Following someone else’s food and nutrition rules is a lot like that – you put your head down and follow someone else’s rules. Unfortunately, you don’t have the benefit of “recalculating!” to save you if you get off course. Sure, there’s benefit to basic guidelines for fat loss nutrition. But they are only a benefit if you realize they are just that – guidelines. They only “hard and fast” fat loss rules are the ones you create as you learn your body and how you respond to different types of food. Following someone else’s prescription can backfire – it can prevent you from developing the awareness of your body, your hormones and your needs that is ESSENTIAL if you want long-term success.

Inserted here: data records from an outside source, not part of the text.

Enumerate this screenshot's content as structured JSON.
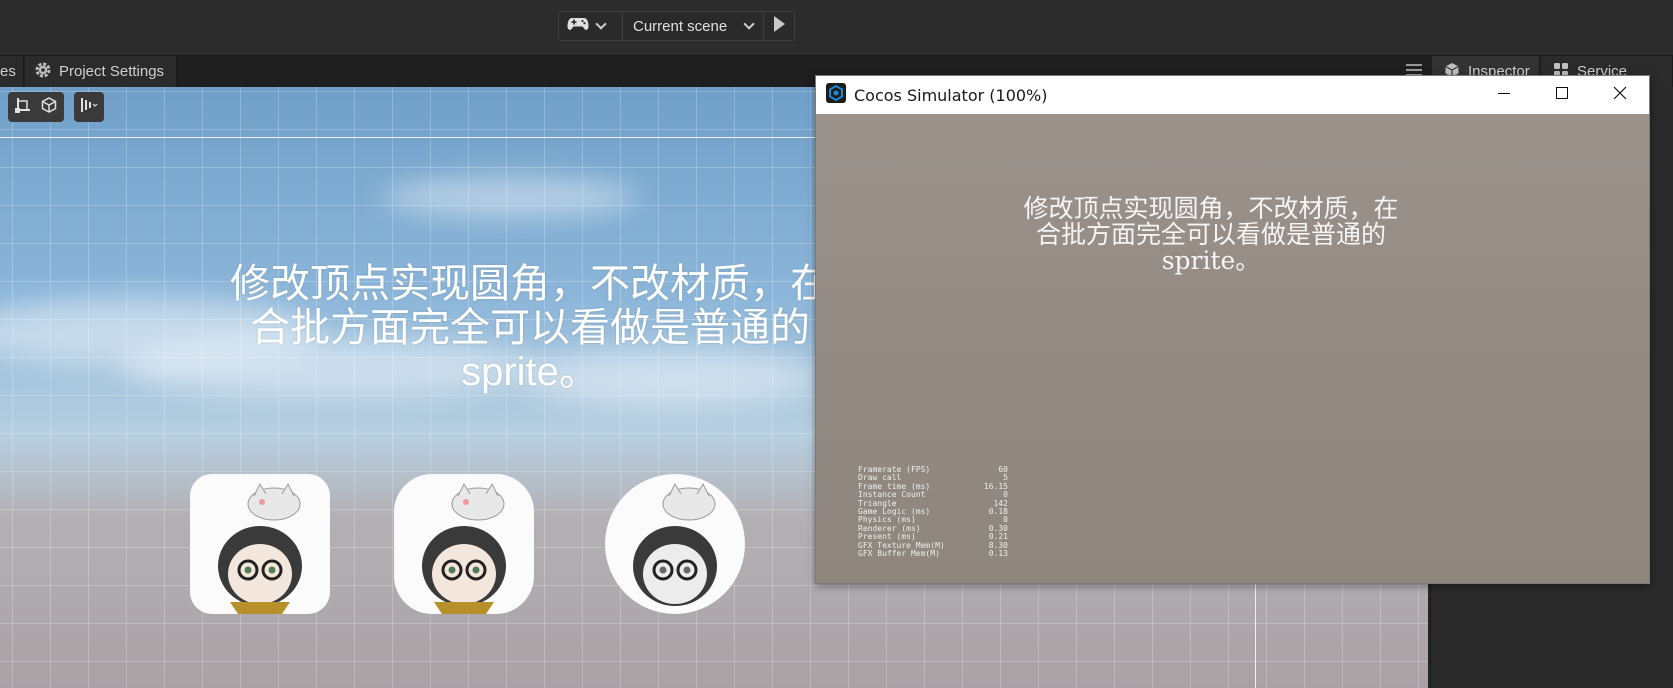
{
  "toolbar": {
    "scene_select": "Current scene",
    "icons": [
      "gamepad-icon",
      "chevron-down-icon",
      "play-icon"
    ]
  },
  "tabs": {
    "left_partial": "es",
    "project_settings": "Project Settings",
    "inspector": "Inspector",
    "service": "Service"
  },
  "scene": {
    "label_text": "修改顶点实现圆角，不改材质，在\n合批方面完全可以看做是普通的\nsprite。",
    "sprites": [
      "rounded-corner-sprite",
      "large-rounded-corner-sprite",
      "circle-sprite"
    ]
  },
  "simulator": {
    "title": "Cocos Simulator (100%)",
    "label_text": "修改顶点实现圆角，不改材质，在\n合批方面完全可以看做是普通的\nsprite。",
    "stats": [
      {
        "label": "Framerate (FPS)",
        "value": "60"
      },
      {
        "label": "Draw call",
        "value": "5"
      },
      {
        "label": "Frame time (ms)",
        "value": "16.15"
      },
      {
        "label": "Instance Count",
        "value": "0"
      },
      {
        "label": "Triangle",
        "value": "142"
      },
      {
        "label": "Game Logic (ms)",
        "value": "0.18"
      },
      {
        "label": "Physics (ms)",
        "value": "0"
      },
      {
        "label": "Renderer (ms)",
        "value": "0.30"
      },
      {
        "label": "Present (ms)",
        "value": "0.21"
      },
      {
        "label": "GFX Texture Mem(M)",
        "value": "8.30"
      },
      {
        "label": "GFX Buffer Mem(M)",
        "value": "0.13"
      }
    ]
  },
  "colors": {
    "editor_bg": "#262626",
    "toolbar_bg": "#2c2c2c",
    "sky_top": "#6f9fc8",
    "sim_bg": "#928a82",
    "cocos_blue": "#1e88d6"
  }
}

Our bodies are different. What works for me might not work for you. You might tolerate certain foods that I can’t. You might be able to enjoy fruit and peanut butter every day and lose fat while I can’t. If you have these types of questions let me answer you this way: I can act as your compass but not as your map. I can point you in the right direction based on my personal experience, education, and research but I cannot draw you a turn-by-turn map for your fat loss journey. That’s YOUR job.  When you understand the general direction in which you need to go for both health and fat loss, you’re the one who has to see how the smaller details work, or don’t work, for you. You’re the one who has to pay attention to how foods, lifestyle factors and workouts impact your results, your hormone balance, your energy, mood, hunger and cravings. That’s your job.

To be successful in achieving fat loss that you effortlessly maintain for life, you need to pay attention. YOU need to chart the course. As you get further and further into your journey, it needs to become increasingly customized to what works for you. You want to follow a course by compass, not by map. Set out to find your own answers to questions like:

  • What foods satisfy my cravings?
  • What foods send me into a downward binging spiral?
  • What foods keep me fullest, longest?
  • What foods give me the most energy?
  • What foods do I look forward to eating?
  • What are the most manageable foods to prepare?
  • What are the most convenient and satisfying snacks?

If we polled 100 people who have lost 50 lbs or more, I bet they’d all have different answers to those questions and guess what – none of them are wrong!

Here are a few things I learned about my own food preferences and unique fat loss factors that I really could NOT have learned if I had been following someone else’s plan.

  • I am very sensitive to carbohydrates. Not only do they NOT give me energy, they do not fill me up and they make me retain a significant amount of water. I can eat carbohydrates, but my fat loss results are best when I only include them in my last meal of the day.
  • Dietary fat increases my energy and keeps me full. Starting my day with fat (usually in the form of MCT oil in my coffee) satisfies my hunger, keeps me full for hours, gives me energy for my workout and improves my ability to focus.
  • Volume is my friend. I eat a lot of green, fibrous veggies like brussel sprouts and cabbage. Its not uncommon for me to have as much as 2-3 cups at each meal. It takes me longer to get through my meal and fills me up.
  • I need to limit my protein intake. Yup, I said it. For months I was overeating protein. Any food, in excess, will prevent fat loss. I was overdoing it with the protein. I have to be careful of this one.
  • Bars are a major trigger for me. It’s hard to have just one. I’m better off avoiding protein bars completely and if I do have one I won’t buy a box, I’ll just buy one.

If I were to try to map out your entire fat loss formula, I’d be doing you a major disservice in the long term. The better you know your body and your individual response to food, stress and exercise, the more effective you will be at achieving your fat loss goals and maintaining them for life.  Dig in, do the work, pay attention to your body and find those answers for yourself.